Saturday, August 2, 2008

Bodies (with and without skin)



-Last night was Penny's last performance with The Wedding Singer. For those who don't know, Penny is the actress who played the rapping Grandmother in the show. So what does one do to celebrate with a 74 year old woman? Why take her to the Australian male strip show of course!
-We were able to get a block of comp tickets to see Thunder From Down Under, so we had a group outing last night after our show ended. As it turned out, the Wedding Singer group made up at least 1/3 of the audience, and I have a feeling we were one of the rowdiest audiences that the Aussies boys have experienced here in Atlantic City.
-Unfortunately we could have been the quietest audience that they ever had for all the difference it made. The show itself was pretty lame. The guys looked really awkward, and the choreography was sub-par boy band dancing. We were able to get Penny up on the stage for a bit of audience participation. That was a hoot!
-Today I decided to go see the Bodies: The Exhibit presentation at the Taj Mahal.
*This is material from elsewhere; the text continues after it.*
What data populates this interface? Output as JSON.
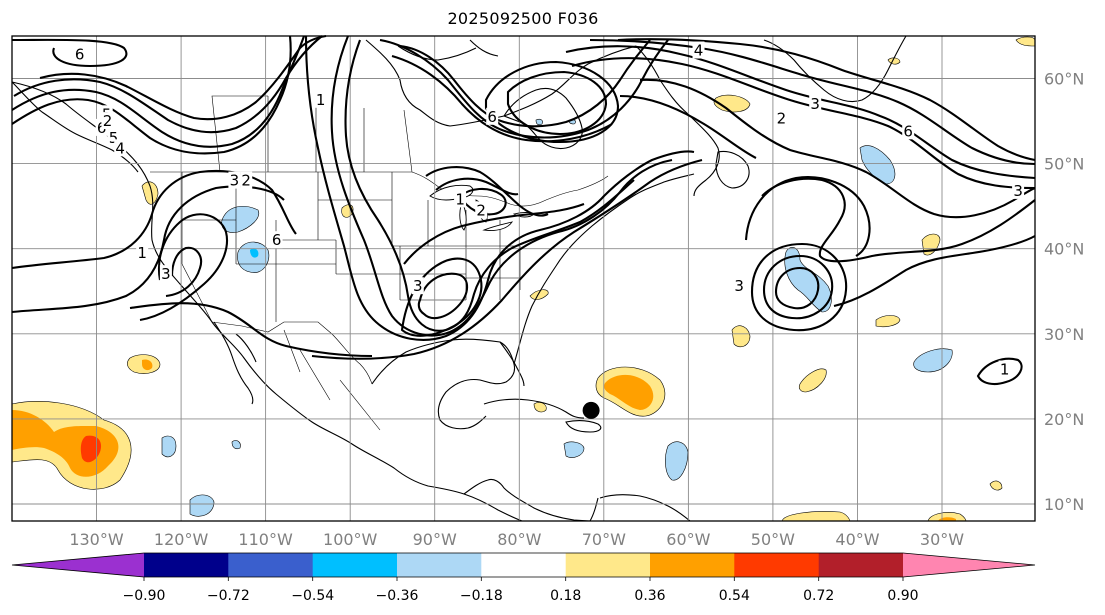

This is one of the touring exhibits of human bodies that have been preserved with a polymer and then posed and dissected to show various parts of the anatomy. I very much enjoyed seeing the preserved bodies. In fact they were far more entertaining and informative that the live bodies from last night!
-I was especially glad to see the exhibit given the fact that I just finished reading a book called, Stiff: The Curious Lives of Human Cadavers. Stiff is not a book for everyone as it deals with topics like putrification, human dissection, and various other ways a human body is used after death, but I loved it. The most amazing aspect of the book is that everything is told in a lighthearted yet respectful manner. My favorite bit being the joke about "I (liver sign) my Pekinese" bumper sticker. Okay so you have to read it to understand the joke.
-In Stiff the author describes the process of preservation that is used on the bodies that were in the exhibit. Everyone has been asking me if the bodies are creepy, and they really are not. They look realistic and plastic at the same time. The best way to describe them would be an anatomy textbook come to live.
-Sadly I reached my information overload midway through the respiratory system, and did not spend as much time in the second half of the exhibit as the first. Aside from the full body figures, my favorite part of the exhibit was the blood vessel displays. It was really surreal to see only the blood vessels of a person's left foot. Very cool!
-Given my obsessive tendencies (and copious amount of free time), I can foresee making a return visit. Maybe they will let me start at the end and go backwards?!?